Some of those voters are bitter, blaming defeat on the opposition's inability to agree on a single candidate. Some blame defeat on the government's massive use of campaign funds.
``Even after Roh comes in, I think the fight between democracy and military rule will continue,'' says a middle-class housewife.
But others are willing to give Roh, who takes office as President Feb. 25, the benefit of the doubt. ``I voted for Kim Dae Jung,'' says a veteran journalist, ``but I'm so mad at him now. Kim Dae Jung and Kim Young Sam [the two leading opposition candidates] handed the election to Roh on a silver platter because they couldn't get together. I'm willing at least to see what Roh can do.''
Neither Kim has roused the public to demonstrate in a massive way against alleged election frauds. (Roh gained 36.6 percent, Kim Young Sam 28 percent, and Kim Dae Jung 27 percent. A third Kim, Kim Jong Pil, won 8 percent.)
This is largely because Roh has been extremely circumspect, acknowledging that he won by a plurality and not a majority, and seeking reconciliation with the defeated candidates. He has promised to give the voters a chance to rule on whether he should continue as President once the Seoul Olympics are concluded next October.
More important, he is trying to distance himself as much as possible from the existing government run by President Chun. It is a delicate operation, since Mr. Chun has said he will exercise the full powers of the presidency up to the very moment he hands over the reins to his successor on Feb. 25. Chun still controls the armed forces and the government bureaucracy and has a powerful voice within the ruling Democratic Justice Party.
Roh and Chun are Korean Military Academy classmates and Roh played a key role in the coup of Dec. 12, l979, that brought Chun to power. But Roh did not run for office on the seven-year record of the Chun government. Instead, he emphasized that he had ``big ears,'' that he would listen to the people, that he would run a govenment that was not only effective, but democratic. In contrast to the imperious Chun, Roh has the pleasant bedside manner of the doctor he once wanted to be.
Roh has continued his statements of democratic intent into the post-election period and buttressed them with concrete actions. Within the ruling Democratic Justice Party, he has given preference to those with civilian rather than military backgrounds. He has been searching for a prime minister who might give a fresh, civilian look to his administration.
He had a rather public tiff with President Chun's staff over procedures for the inauguration Feb. 25. Chun reportedly wanted a joint hail-and-farewell ceremony in which Chun would make a speech as well as Roh. Roh turned him down, suggesting rather that leading social and economic organizations invite Chun to a thank-you dinner Feb. 24. Roh is said to want to keep the inauguration ceremony simple, without any of the ostentatious display so prized by the outgoing President.

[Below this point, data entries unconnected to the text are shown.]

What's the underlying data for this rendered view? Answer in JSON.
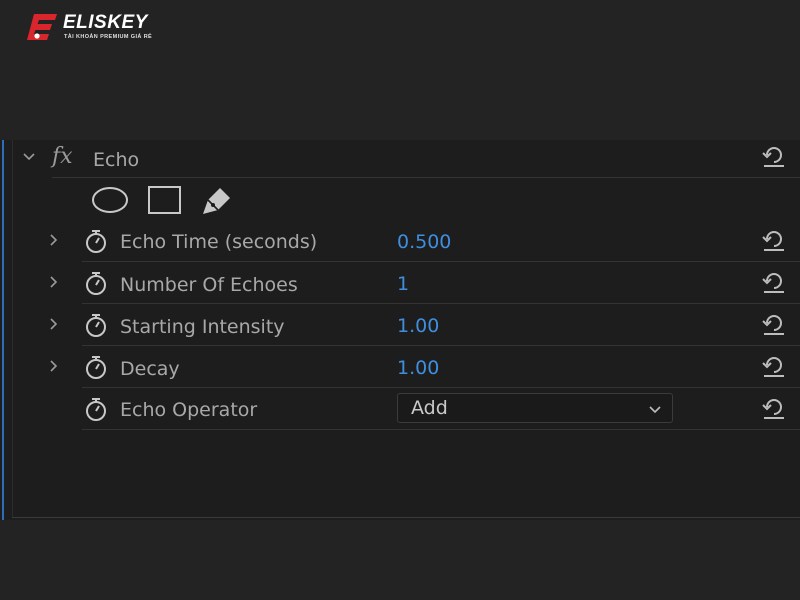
{
  "logo": {
    "name": "ELISKEY",
    "tagline": "TÀI KHOẢN PREMIUM GIÁ RẺ",
    "brand_color": "#d9262c"
  },
  "effect": {
    "name": "Echo",
    "fx_symbol": "fx",
    "mask_tools": [
      "ellipse-mask-icon",
      "rectangle-mask-icon",
      "pen-mask-icon"
    ]
  },
  "properties": [
    {
      "label": "Echo Time (seconds)",
      "value": "0.500",
      "expandable": true
    },
    {
      "label": "Number Of Echoes",
      "value": "1",
      "expandable": true
    },
    {
      "label": "Starting Intensity",
      "value": "1.00",
      "expandable": true
    },
    {
      "label": "Decay",
      "value": "1.00",
      "expandable": true
    }
  ],
  "operator": {
    "label": "Echo Operator",
    "selected": "Add"
  },
  "colors": {
    "value_blue": "#3f8ee0",
    "panel_bg": "#1d1d1d",
    "accent_line": "#2f6db8"
  }
}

Much of the public's discontent with the Chun regime focuses on charges of corruption in high places.
One early test of Roh's determination to break with the past may come when and if Chun's younger brother, Chun Kyong Hwan, former head of the nationwide Saemaul Movement for Rural Uplift, is investigated for alleged misappropriation of government funds meant for the movement.

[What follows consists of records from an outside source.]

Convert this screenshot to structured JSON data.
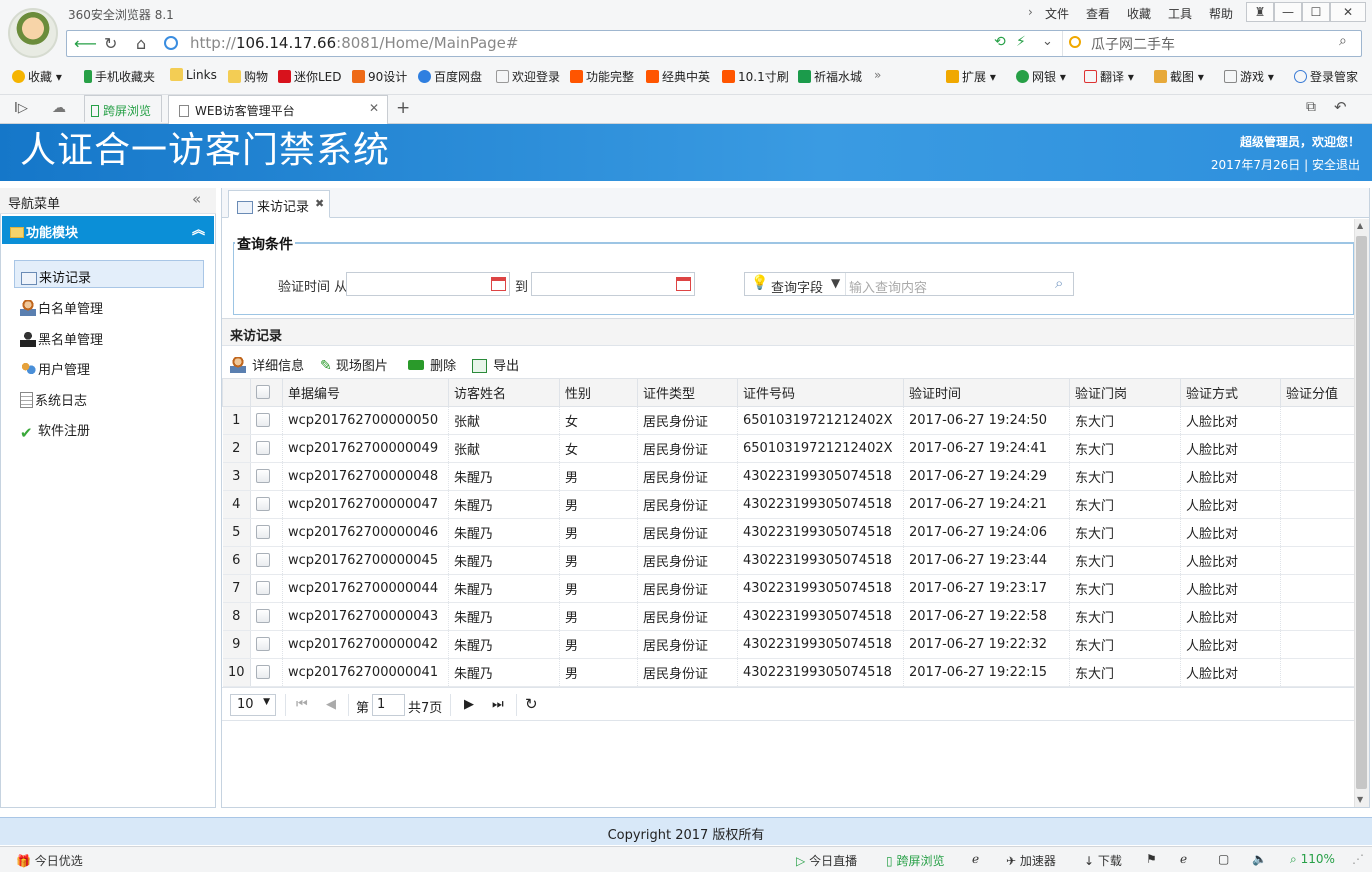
{
  "browser": {
    "app_name": "360安全浏览器 8.1",
    "menus": [
      "文件",
      "查看",
      "收藏",
      "工具",
      "帮助"
    ],
    "url_prefix": "http://",
    "url_host": "106.14.17.66",
    "url_rest": ":8081/Home/MainPage#",
    "search_placeholder": "瓜子网二手车",
    "favorites": [
      "收藏",
      "手机收藏夹",
      "Links",
      "购物",
      "迷你LED",
      "90设计",
      "百度网盘",
      "欢迎登录",
      "功能完整",
      "经典中英",
      "10.1寸刷",
      "祈福水城"
    ],
    "fav_right": [
      "扩展",
      "网银",
      "翻译",
      "截图",
      "游戏",
      "登录管家"
    ],
    "tabs": {
      "cross_screen": "跨屏浏览",
      "page_tab": "WEB访客管理平台"
    }
  },
  "header": {
    "title": "人证合一访客门禁系统",
    "welcome": "超级管理员，欢迎您！",
    "date": "2017年7月26日",
    "separator": "|",
    "logout": "安全退出"
  },
  "sidebar": {
    "title": "导航菜单",
    "module": "功能模块",
    "items": [
      {
        "label": "来访记录",
        "icon": "mail-icon"
      },
      {
        "label": "白名单管理",
        "icon": "user-icon"
      },
      {
        "label": "黑名单管理",
        "icon": "user-black-icon"
      },
      {
        "label": "用户管理",
        "icon": "users-icon"
      },
      {
        "label": "系统日志",
        "icon": "log-icon"
      },
      {
        "label": "软件注册",
        "icon": "check-icon"
      }
    ]
  },
  "main": {
    "tab": "来访记录",
    "query": {
      "legend": "查询条件",
      "date_label": "验证时间 从",
      "to_label": "到",
      "field_select": "查询字段",
      "field_placeholder": "输入查询内容"
    },
    "grid_title": "来访记录",
    "toolbar": {
      "detail": "详细信息",
      "photo": "现场图片",
      "delete": "删除",
      "export": "导出"
    },
    "columns": [
      "单据编号",
      "访客姓名",
      "性别",
      "证件类型",
      "证件号码",
      "验证时间",
      "验证门岗",
      "验证方式",
      "验证分值"
    ],
    "rows": [
      {
        "n": "1",
        "id": "wcp201762700000050",
        "name": "张献",
        "sex": "女",
        "type": "居民身份证",
        "card": "65010319721212402X",
        "time": "2017-06-27 19:24:50",
        "gate": "东大门",
        "method": "人脸比对",
        "score": ""
      },
      {
        "n": "2",
        "id": "wcp201762700000049",
        "name": "张献",
        "sex": "女",
        "type": "居民身份证",
        "card": "65010319721212402X",
        "time": "2017-06-27 19:24:41",
        "gate": "东大门",
        "method": "人脸比对",
        "score": ""
      },
      {
        "n": "3",
        "id": "wcp201762700000048",
        "name": "朱醒乃",
        "sex": "男",
        "type": "居民身份证",
        "card": "430223199305074518",
        "time": "2017-06-27 19:24:29",
        "gate": "东大门",
        "method": "人脸比对",
        "score": ""
      },
      {
        "n": "4",
        "id": "wcp201762700000047",
        "name": "朱醒乃",
        "sex": "男",
        "type": "居民身份证",
        "card": "430223199305074518",
        "time": "2017-06-27 19:24:21",
        "gate": "东大门",
        "method": "人脸比对",
        "score": ""
      },
      {
        "n": "5",
        "id": "wcp201762700000046",
        "name": "朱醒乃",
        "sex": "男",
        "type": "居民身份证",
        "card": "430223199305074518",
        "time": "2017-06-27 19:24:06",
        "gate": "东大门",
        "method": "人脸比对",
        "score": ""
      },
      {
        "n": "6",
        "id": "wcp201762700000045",
        "name": "朱醒乃",
        "sex": "男",
        "type": "居民身份证",
        "card": "430223199305074518",
        "time": "2017-06-27 19:23:44",
        "gate": "东大门",
        "method": "人脸比对",
        "score": ""
      },
      {
        "n": "7",
        "id": "wcp201762700000044",
        "name": "朱醒乃",
        "sex": "男",
        "type": "居民身份证",
        "card": "430223199305074518",
        "time": "2017-06-27 19:23:17",
        "gate": "东大门",
        "method": "人脸比对",
        "score": ""
      },
      {
        "n": "8",
        "id": "wcp201762700000043",
        "name": "朱醒乃",
        "sex": "男",
        "type": "居民身份证",
        "card": "430223199305074518",
        "time": "2017-06-27 19:22:58",
        "gate": "东大门",
        "method": "人脸比对",
        "score": ""
      },
      {
        "n": "9",
        "id": "wcp201762700000042",
        "name": "朱醒乃",
        "sex": "男",
        "type": "居民身份证",
        "card": "430223199305074518",
        "time": "2017-06-27 19:22:32",
        "gate": "东大门",
        "method": "人脸比对",
        "score": ""
      },
      {
        "n": "10",
        "id": "wcp201762700000041",
        "name": "朱醒乃",
        "sex": "男",
        "type": "居民身份证",
        "card": "430223199305074518",
        "time": "2017-06-27 19:22:15",
        "gate": "东大门",
        "method": "人脸比对",
        "score": ""
      }
    ],
    "pager": {
      "page_size": "10",
      "page_label": "第",
      "page_value": "1",
      "total_label": "共7页"
    }
  },
  "footer": "Copyright 2017 版权所有",
  "statusbar": {
    "left": "今日优选",
    "live": "今日直播",
    "cross": "跨屏浏览",
    "accel": "加速器",
    "download": "下载",
    "zoom": "110%"
  },
  "colors": {
    "header_blue": "#1577c9",
    "module_blue": "#0b8fd7",
    "footer_bg": "#d8e8f8",
    "brand_green": "#27a047"
  }
}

The younger Chun wants to run for the National Assembly, a move Roh has resisted, saying norelative of high officials should be allowed to be candidates in legislative elections. There are reports Roh has promised Chun he would keep official muckrakers from reaching into the president's family.
Even the police is subject to the current mood. Recently 35 junior officers, graduates of the first class of the National Police Academy, made the rounds of newspaper offices with a declaration of ``police neutrality'' as a ``prerequisite for the realization of true democracy.'' Senior police officers were reported to be shocked by this action.

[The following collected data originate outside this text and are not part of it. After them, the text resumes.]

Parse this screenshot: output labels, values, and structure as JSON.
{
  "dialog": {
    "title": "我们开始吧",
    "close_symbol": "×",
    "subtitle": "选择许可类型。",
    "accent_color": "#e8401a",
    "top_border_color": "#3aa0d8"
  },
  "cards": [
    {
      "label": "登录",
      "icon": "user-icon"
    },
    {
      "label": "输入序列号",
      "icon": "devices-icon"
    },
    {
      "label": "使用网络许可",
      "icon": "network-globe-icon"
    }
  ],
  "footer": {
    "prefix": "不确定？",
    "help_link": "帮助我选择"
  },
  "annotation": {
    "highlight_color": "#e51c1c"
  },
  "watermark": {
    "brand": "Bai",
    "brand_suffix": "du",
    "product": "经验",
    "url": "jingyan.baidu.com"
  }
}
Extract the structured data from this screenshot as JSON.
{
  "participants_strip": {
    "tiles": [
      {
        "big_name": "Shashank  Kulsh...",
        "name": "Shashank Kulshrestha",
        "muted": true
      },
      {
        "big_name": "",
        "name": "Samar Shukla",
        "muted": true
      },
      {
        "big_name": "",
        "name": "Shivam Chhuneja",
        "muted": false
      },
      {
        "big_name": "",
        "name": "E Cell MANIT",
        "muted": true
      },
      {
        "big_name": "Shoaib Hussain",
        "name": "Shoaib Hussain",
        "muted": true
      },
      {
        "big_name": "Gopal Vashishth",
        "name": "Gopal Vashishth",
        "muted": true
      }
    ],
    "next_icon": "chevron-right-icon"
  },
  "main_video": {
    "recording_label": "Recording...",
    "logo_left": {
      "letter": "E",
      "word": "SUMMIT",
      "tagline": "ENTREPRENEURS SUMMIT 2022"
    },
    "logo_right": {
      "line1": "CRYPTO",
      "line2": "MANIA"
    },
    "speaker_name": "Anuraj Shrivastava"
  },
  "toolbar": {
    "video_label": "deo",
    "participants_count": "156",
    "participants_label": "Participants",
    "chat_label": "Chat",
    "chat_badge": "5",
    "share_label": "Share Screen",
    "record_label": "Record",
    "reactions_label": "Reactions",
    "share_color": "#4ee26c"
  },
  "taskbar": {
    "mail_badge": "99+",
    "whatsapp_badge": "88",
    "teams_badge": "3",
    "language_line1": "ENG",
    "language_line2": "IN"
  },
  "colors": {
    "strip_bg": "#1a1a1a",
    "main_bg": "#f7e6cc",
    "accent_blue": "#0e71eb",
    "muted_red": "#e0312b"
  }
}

One problem Western and Korean observers foresee is that Roh may be unable to meet all the expectations he has roused. He must make a clean break with the past, but he also stands for stability, a consideration important not only to businessmen profiting from the country's phenomenal economic growth, but to an increasingly affluent middle class.
The opposition, though defeated, stands poised to take advantage of any evidence of public disillusionment once the new goverment is installed.